Fra le ninfee dalle foglie impermeabili ai goccioloni d’acqua volano libellule che fotografate da viciono paiono indossare un casco colorato.

La pioggia anche durante il Monsone (va scritto sempre maiuscolo, per rispetto) si prende qualche pausa.
Il mare ha un odore aggressivo e violento che ci sorprende già uscendo dalla stanza, sbucando fra le palme da cocco che separano spiaggia e giardini.

Qui l’oceano crea una sensazione di smarrimento e non riuscire a fissare figure se non alle nostre spalle monta una specie di vuoto, dentro.
Chilometri in ogni direzione, fra il blu, davanti, ed il giallastro della sabbia sbiadito dai nuvoloni a sinistra e destra: nulla, nessuno, non una struttura balneare, non un ombrellone, niente di quello che la parola mare possa suggerire alla maggior parte di noi.

Così camminare sulla battigia ha un gusto diverso e guardando lontano si vede la foschia di salsedine mista alla sabbia scossa dal vento.

Da una folata compaiono come fossero una fata morgana due nerissimi e piccoli pescatori.
Una lenza e 4 ami alla fine della quale sono legate una vecchia maniglia di porta ed una sorta di connettore metallico uscito da un pc di vecchia generazione, a fare da peso.
Questo è il loro modo aggredire questo mare scosso e pescoso.
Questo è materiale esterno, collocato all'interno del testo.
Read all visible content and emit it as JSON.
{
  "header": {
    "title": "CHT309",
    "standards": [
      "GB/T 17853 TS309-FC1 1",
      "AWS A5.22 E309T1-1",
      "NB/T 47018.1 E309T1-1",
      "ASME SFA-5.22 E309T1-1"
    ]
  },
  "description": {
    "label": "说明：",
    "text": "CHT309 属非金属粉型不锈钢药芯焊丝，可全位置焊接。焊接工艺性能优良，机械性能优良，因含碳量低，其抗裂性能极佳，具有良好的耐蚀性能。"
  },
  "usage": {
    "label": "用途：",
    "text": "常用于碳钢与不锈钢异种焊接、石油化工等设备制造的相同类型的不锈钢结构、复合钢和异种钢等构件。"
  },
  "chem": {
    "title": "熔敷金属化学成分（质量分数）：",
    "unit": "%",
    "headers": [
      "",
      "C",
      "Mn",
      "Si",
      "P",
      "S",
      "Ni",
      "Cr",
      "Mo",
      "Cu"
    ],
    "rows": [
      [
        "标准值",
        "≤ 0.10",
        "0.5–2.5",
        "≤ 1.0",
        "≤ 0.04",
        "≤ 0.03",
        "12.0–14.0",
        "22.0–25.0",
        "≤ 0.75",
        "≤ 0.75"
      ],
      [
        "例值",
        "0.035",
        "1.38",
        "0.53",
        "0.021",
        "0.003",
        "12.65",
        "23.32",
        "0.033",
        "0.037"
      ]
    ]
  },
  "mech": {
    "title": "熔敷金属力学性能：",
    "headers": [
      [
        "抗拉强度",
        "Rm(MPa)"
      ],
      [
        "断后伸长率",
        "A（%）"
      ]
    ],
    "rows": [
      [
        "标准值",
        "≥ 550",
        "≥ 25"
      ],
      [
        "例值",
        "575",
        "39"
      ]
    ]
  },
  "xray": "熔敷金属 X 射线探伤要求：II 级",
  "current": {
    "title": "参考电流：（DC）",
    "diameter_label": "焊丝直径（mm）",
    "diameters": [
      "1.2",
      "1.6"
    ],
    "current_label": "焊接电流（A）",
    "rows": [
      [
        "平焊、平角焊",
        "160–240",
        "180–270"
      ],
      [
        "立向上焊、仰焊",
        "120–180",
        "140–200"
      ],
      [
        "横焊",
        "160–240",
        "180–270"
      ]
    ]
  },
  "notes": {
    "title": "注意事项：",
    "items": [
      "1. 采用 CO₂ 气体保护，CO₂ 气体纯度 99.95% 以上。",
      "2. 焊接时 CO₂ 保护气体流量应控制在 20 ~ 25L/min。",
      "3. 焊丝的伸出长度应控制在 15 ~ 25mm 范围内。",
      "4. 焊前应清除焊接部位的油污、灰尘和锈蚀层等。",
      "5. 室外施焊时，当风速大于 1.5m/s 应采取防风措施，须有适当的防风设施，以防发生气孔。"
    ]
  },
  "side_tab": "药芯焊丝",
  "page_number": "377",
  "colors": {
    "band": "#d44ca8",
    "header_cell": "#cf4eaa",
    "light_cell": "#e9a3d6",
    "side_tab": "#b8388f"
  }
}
Il metodo funziona ed al primo lancio ecco degli orribili pesci baffuti che ci dicono essere locali e buoni.
Il mare è ricco e con una manciata di sabbia lasciata scoperta dalle onde che si fanno indietro uno di loro scova una decina di piccoli granchi da usare come esca.

Un paio di km più su un pescatore, seduto, vigila i suoi piccoli pesci lasciati a seccare: una povera distesa di teste mozzate e pesci piuttosto magri delimitata da 4 paletti ai quali è intrecciato il nastro di una vecchia musicassetta e qualche cd che muovendosi e riflettendo la luce tiene lontani i corvi.

Qui, a parte che in hotel, le persone non parlano inglese e ci si sorride aggiungendo un gesto di intesa, a mano aperta, tenendo il palmo verso l’altra persona: anche le statue nei templi hindu, per benedire, assumo questa posizione ed ho capito, intuendolo, che questo gesto è riconosciuto pacifico come fosse una stratta di mano.

Onde piuttosto alte lisciano la spiaggia fin su, a pochi metri dal giardino del resort ed in acqua non c’è nessuno: qualche raggio di sole ci ha illuminato il pomeriggio e finchè il monsone non tornerà manteremo viva la speranza che il nostro bucato possa perfino asciugarsi.

L’agitazione del panorama così vuoto eppure attraente, il rumore delle onde che da sotto il portico ci tengono attenti fumando sigarette mentre due grossi pipistrelli ci osservano appesi alla palma difronte: nei giorni più vuoti spesi a riordinare, nelle ore a tratti noiose, in quei minuti spesi in camera a progettare altre tappe ho riconosciuto un succo di sensazioni salvifiche e genuine, una felicità così sciocca e vuota per molti da non poter entrare in queste pagine: almeno io, no, non so scriverla ne spiegarla.